Of all the seasons, fall could easily be my favorite.

Leaves change color, apples taste better, days are colder, and my birthday happens (obviously the best part).

Almost everything about fall is cheery and fun, except, of course, for one thing. And that brings us to my least favorite thing about fall: the pumpkin spice latte craze.

Starting around late August (which is not even close to fall!), a certain drink comes surging back into popularity, reminding us that peer pressure and fads are still a thing.

The thing about pumpkin spice lattes and my disdain for them is not actually the drink itself. Sure, I think it’d be more beneficial to save the massive calorie punch one drink will give you, but overall, the concept of pumpkin spices swirled with coffee and whipped cream isn’t wretched. No, the worst thing about pumpkin spice lattes is how they have taken over fall, turning a drink into a season.

In falls past, people would focus on the great, special things unique to fall, like hayrides and pumpkin carving and bonfires. Now, not a day goes by without someone mentioning pumpkin spice lattes or drinking pumpkin spice lattes or Instagramming a picture of a pumpkin spice latte or talking about getting a pumpkin spice latte in order to Instagram.
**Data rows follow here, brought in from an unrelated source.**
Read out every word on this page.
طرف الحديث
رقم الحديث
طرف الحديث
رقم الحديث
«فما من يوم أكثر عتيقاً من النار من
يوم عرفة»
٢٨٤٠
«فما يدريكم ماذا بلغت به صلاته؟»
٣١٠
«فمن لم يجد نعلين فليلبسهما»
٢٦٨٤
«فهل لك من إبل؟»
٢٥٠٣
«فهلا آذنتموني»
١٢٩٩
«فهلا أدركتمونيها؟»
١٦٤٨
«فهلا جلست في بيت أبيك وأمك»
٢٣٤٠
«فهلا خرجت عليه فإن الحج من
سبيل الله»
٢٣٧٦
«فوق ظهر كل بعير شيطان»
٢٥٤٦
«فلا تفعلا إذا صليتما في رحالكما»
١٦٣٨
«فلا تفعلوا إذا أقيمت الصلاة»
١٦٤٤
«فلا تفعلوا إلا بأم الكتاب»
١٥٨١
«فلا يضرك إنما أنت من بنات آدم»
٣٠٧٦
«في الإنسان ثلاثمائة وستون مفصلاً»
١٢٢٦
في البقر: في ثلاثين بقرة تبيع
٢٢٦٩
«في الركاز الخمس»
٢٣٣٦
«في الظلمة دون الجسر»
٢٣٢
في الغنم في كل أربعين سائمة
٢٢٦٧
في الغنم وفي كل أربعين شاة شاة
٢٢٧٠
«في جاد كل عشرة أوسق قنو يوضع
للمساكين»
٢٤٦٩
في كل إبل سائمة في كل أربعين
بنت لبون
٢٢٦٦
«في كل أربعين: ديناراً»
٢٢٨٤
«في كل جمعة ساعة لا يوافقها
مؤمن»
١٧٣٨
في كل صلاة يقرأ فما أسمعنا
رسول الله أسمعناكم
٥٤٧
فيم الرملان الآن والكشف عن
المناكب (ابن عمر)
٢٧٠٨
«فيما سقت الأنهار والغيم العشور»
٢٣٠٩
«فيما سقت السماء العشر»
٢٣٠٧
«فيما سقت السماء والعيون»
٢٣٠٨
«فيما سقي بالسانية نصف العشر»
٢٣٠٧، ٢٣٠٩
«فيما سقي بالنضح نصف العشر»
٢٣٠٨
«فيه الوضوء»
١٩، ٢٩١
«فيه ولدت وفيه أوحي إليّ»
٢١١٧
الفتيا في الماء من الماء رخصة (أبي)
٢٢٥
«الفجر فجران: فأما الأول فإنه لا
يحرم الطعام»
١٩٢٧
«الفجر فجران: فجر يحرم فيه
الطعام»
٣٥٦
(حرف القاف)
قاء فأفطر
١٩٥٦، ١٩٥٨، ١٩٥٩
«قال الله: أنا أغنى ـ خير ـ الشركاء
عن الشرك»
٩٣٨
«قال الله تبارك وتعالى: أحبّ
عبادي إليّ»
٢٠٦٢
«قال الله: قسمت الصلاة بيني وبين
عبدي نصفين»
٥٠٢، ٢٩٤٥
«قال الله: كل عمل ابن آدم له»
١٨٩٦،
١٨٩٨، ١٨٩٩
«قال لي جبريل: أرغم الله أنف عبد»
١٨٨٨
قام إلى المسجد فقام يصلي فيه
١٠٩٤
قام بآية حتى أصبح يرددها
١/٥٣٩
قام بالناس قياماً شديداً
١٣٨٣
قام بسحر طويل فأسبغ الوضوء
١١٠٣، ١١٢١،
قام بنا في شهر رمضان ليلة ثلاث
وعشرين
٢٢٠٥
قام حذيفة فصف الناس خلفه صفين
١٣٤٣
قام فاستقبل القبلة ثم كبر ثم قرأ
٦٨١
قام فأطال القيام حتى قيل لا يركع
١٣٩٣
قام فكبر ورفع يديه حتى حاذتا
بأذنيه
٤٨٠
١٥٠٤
My theory is that the only reason pumpkin spice lattes are bought by millions is for the sake of tweeting or posting pictures of them, not because the drink tastes that phenomenal.

Starbucks accidentally agrees with me, estimating the hashtag “#pumpkinspice” was tweeted 29,000 times in 2012. Sadly, in most people’s minds, fall has been replaced by pumpkin spice latte season.

The time has come to settle the issue of how pumpkin spice lattes should be treated.

First, note that a pumpkin spice latte actually has no pumpkin in it, just a blend of spices pretending to taste like pumpkin.

Second, for all you pumpkin spice worshipers, realize the days of holding a tall Starbucks cup with “PSL” on the side, cheesing for a picture and looking cool are long gone.

Last, save yourself the $5 a cup costs and actually celebrate fall with true fall activities. Getting lost in a corn maze, hiking among the beautiful trees or trying real pumpkin-flavored food all count as part of fall; plus, they offer great opportunities for creative pictures.

Help me this year in taking back fall — one grande, frothy, fake-pumpkin cup at a time.